Super Mario Run is set to launch later today, and as we anticipate its release, I'm struck by a strange controversy that has been quietly stirring since its announcement. The unlock price of $10 has been described by some as giving "sticker shock"–a colloquialism formed to express discomfort at a surprisingly high price. Apparently in the year 2016, people balk at a single Hamilton, thinking that a full six-world Mario game produced with personal oversight by Shigeru Miyamoto is less valuable than a movie ticket. Have our all-you-can-eat F2P appetites really come to this?
Let's assume for the sake of argument that Super Mario Run is not very good. Mediocre, even. That would put it in the company of New Super Mario Bros 2, which was panned here at Shacknews and received a relatively low Metacritic average for a Mario title. It's even a handheld game, to make the comparison even more apropos. It's more than four years old now. Current download price? $29.99. At retail it's largely the same, or possibly even higher. That's three times the price for an old, mostly mediocre Mario game.

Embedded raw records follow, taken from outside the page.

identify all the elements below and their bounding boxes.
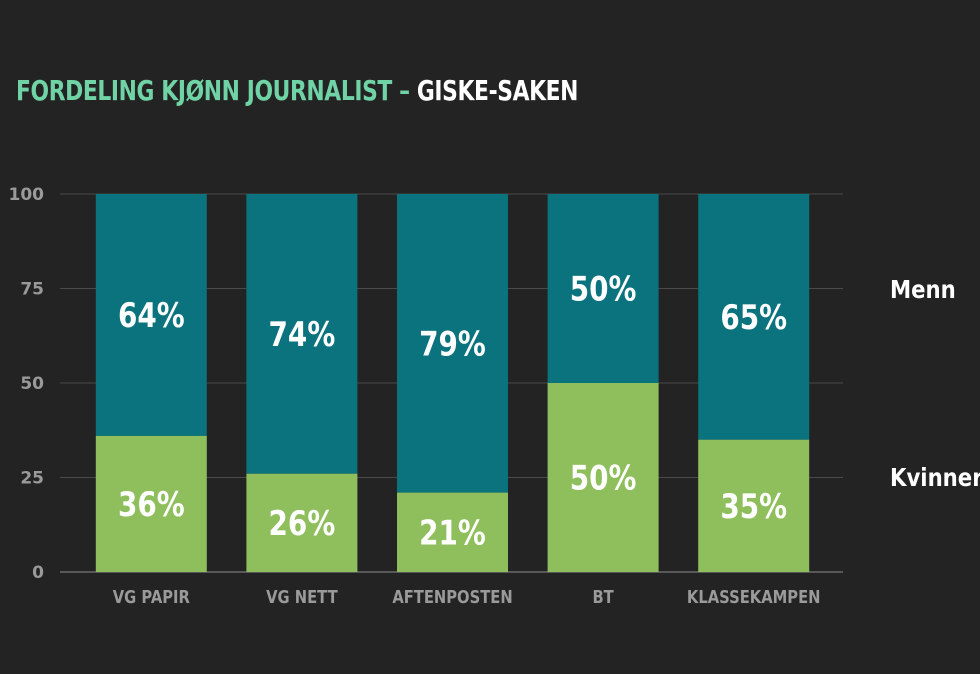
y-tick-label: 75: [20, 280, 44, 300]
y-tick-label: 100: [9, 185, 45, 205]
data-label-menn: 74%: [269, 315, 336, 354]
data-label-menn: 79%: [419, 325, 486, 364]
data-label-kvinner: 50%: [570, 459, 637, 498]
chart-title-part1: FORDELING KJØNN JOURNALIST: [16, 74, 392, 107]
chart-title-part2: GISKE-SAKEN: [416, 74, 579, 107]
bar-kvinner: [397, 492, 508, 572]
bar-menn: [246, 194, 358, 474]
legend-kvinner: Kvinner: [890, 463, 980, 492]
data-label-kvinner: 35%: [720, 487, 787, 526]
bar-menn: [547, 194, 659, 383]
bar-kvinner: [698, 439, 810, 572]
x-tick-label: VG NETT: [266, 587, 338, 608]
x-tick-label: AFTENPOSTEN: [392, 587, 512, 608]
bar-menn: [397, 194, 508, 493]
data-label-kvinner: 21%: [419, 514, 486, 553]
data-label-menn: 64%: [118, 296, 185, 335]
data-label-menn: 50%: [570, 270, 637, 309]
x-tick-label: KLASSEKAMPEN: [687, 587, 821, 608]
bar-menn: [95, 194, 207, 436]
bar-menn: [698, 194, 810, 440]
data-label-menn: 65%: [720, 298, 787, 337]
chart-title-dash: –: [399, 74, 410, 107]
chart-title: FORDELING KJØNN JOURNALIST – GISKE-SAKEN: [16, 74, 578, 107]
y-tick-label: 25: [20, 469, 44, 489]
y-tick-label: 50: [20, 374, 44, 394]
bar-kvinner: [95, 435, 207, 572]
x-tick-label: BT: [592, 587, 614, 608]
bar-kvinner: [246, 473, 358, 572]
legend-menn: Menn: [890, 275, 956, 304]
y-tick-label: 0: [32, 563, 44, 583]
x-tick-label: VG PAPIR: [113, 587, 190, 608]
data-label-kvinner: 36%: [118, 485, 185, 524]
bar-kvinner: [547, 383, 659, 572]
data-label-kvinner: 26%: [269, 504, 336, 543]
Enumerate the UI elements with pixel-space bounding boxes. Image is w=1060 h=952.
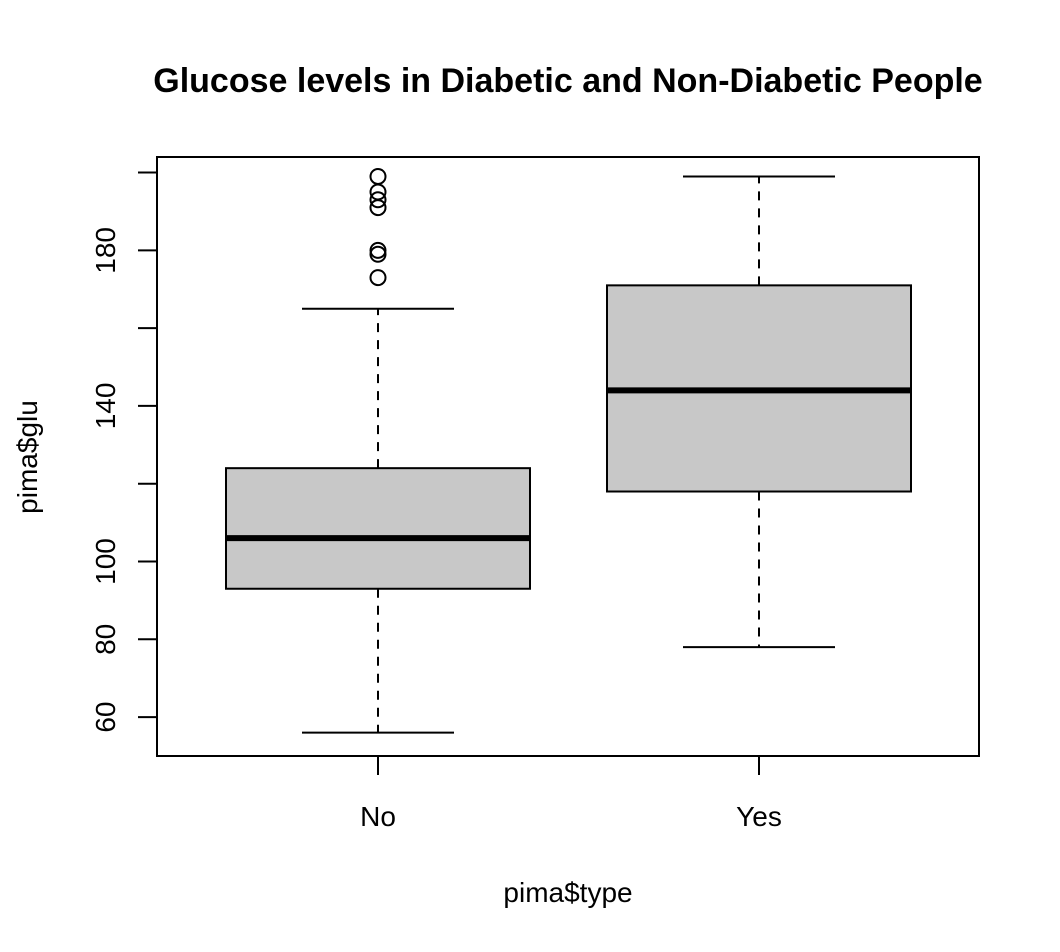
x-tick-label-no: No — [360, 801, 396, 832]
y-tick-label: 60 — [90, 702, 121, 733]
y-tick-label: 80 — [90, 624, 121, 655]
y-axis-label: pima$glu — [12, 400, 43, 514]
plot-frame — [156, 156, 980, 757]
outlier-point-no — [369, 167, 387, 185]
x-axis-label: pima$type — [503, 877, 632, 908]
y-tick-label: 100 — [90, 538, 121, 585]
box-no — [225, 467, 531, 590]
y-tick-label: 140 — [90, 383, 121, 430]
chart-title: Glucose levels in Diabetic and Non-Diabe… — [153, 62, 982, 100]
plot-area: 60 80 100 140 180 No Yes — [90, 156, 980, 832]
y-tick-label: 180 — [90, 227, 121, 274]
outlier-point-no — [369, 191, 387, 209]
x-tick-label-yes: Yes — [736, 801, 782, 832]
outlier-point-no — [369, 241, 387, 259]
outlier-point-no — [369, 269, 387, 287]
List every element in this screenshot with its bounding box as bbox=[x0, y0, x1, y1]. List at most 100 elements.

If comparing it to a first-party handheld game is unfair, we can just as easily contrast it against other free-to-play games on the App Store. As of this writing, the top F2P iOS game, Hill Cimb Racing 2, sells a $4 "Starter Pack," a $6 "Jeep Bundle," and several other packages of "Gems" for varying prices. Mobile Strike, the top-grossing app, sells a $10 gold pack. Clash Royale sells several starter packs ranging from $1 to $10 apiece, and Gem packages that top out at a whopping $50. Even my beloved Hearthstone only nets a measley seven card packs for $9.99. Super Mario Run, by comparison, has a one-time unlock price that grants you the full game. It's downright generous by iOS standards.
We could also compare it to other recognizable brands that have made the journey to mobile devices. Square Enix charges between $10-20 for mobile ports of its classic RPGs. Capcom sells its Phoenix Wright episodes for $10-15 for full unlocks. Each of these are mobile ports, varying in quality but not built explicitly for iOS, and Super Mario Run is still cheaper on average.
This is in keeping with Nintendo's philosophy toward free-to-play. As David explained in a piece detailing the late Satoru Iwata's philosophy toward mobile development, the former president of Nintendo was acutely aware of the risks posed by gouging mobile practices, endless free-to-play loops, and timers. He set in motion plans to finally bring Nintendo properties to mobile, but to do it deliberately and carefully.
"Above all, as Nintendo is a family brand, we do not intend on changing the situation where parents and guardians can give Nintendo products to their children with peace of mind," Iwata said. "In that sense, we want to pay very close attention to how we receive money."
The implication is clear: mobile can be mercenary, and Iwata didn't want Nintendo to sacrifice its identity in the process. The deflation of the mobile market has led to plenty of games that are ostensibly free, but built with hooks to urge continuous spending for months or even years. Now as Nintendo stands on the verge of releasing its most iconic character on a new platform, it's unjust to accuse it of shady practices for attempting to build its full cost upfront and avoid those thorny problems.
If anything, we should be glad that Nintendo is fighting the devaluation of game development on mobile devices. The de facto standard on mobile has become zero dollars, which necessitates that game developers build spending hooks into the underlying framework of their games. The result has been heavy spending or frustrating barriers for consumers, and all-or-nothing gambles for developers. The low barrier to entry means players have all the quantity they could ever wish for, with the side-effect of obscuring which games are high-quality.
I wouldn't presume to know anyone's financial situation. If $10 is too much to spend, please don't. All the same, Nintendo isn't at fault for failing to abide by an absurd race-to-the-bottom pricing strategy common on mobile devices. Compared to Mario games, compared to other F2P games, and by every reasonable entertainment measure, this is a fine price.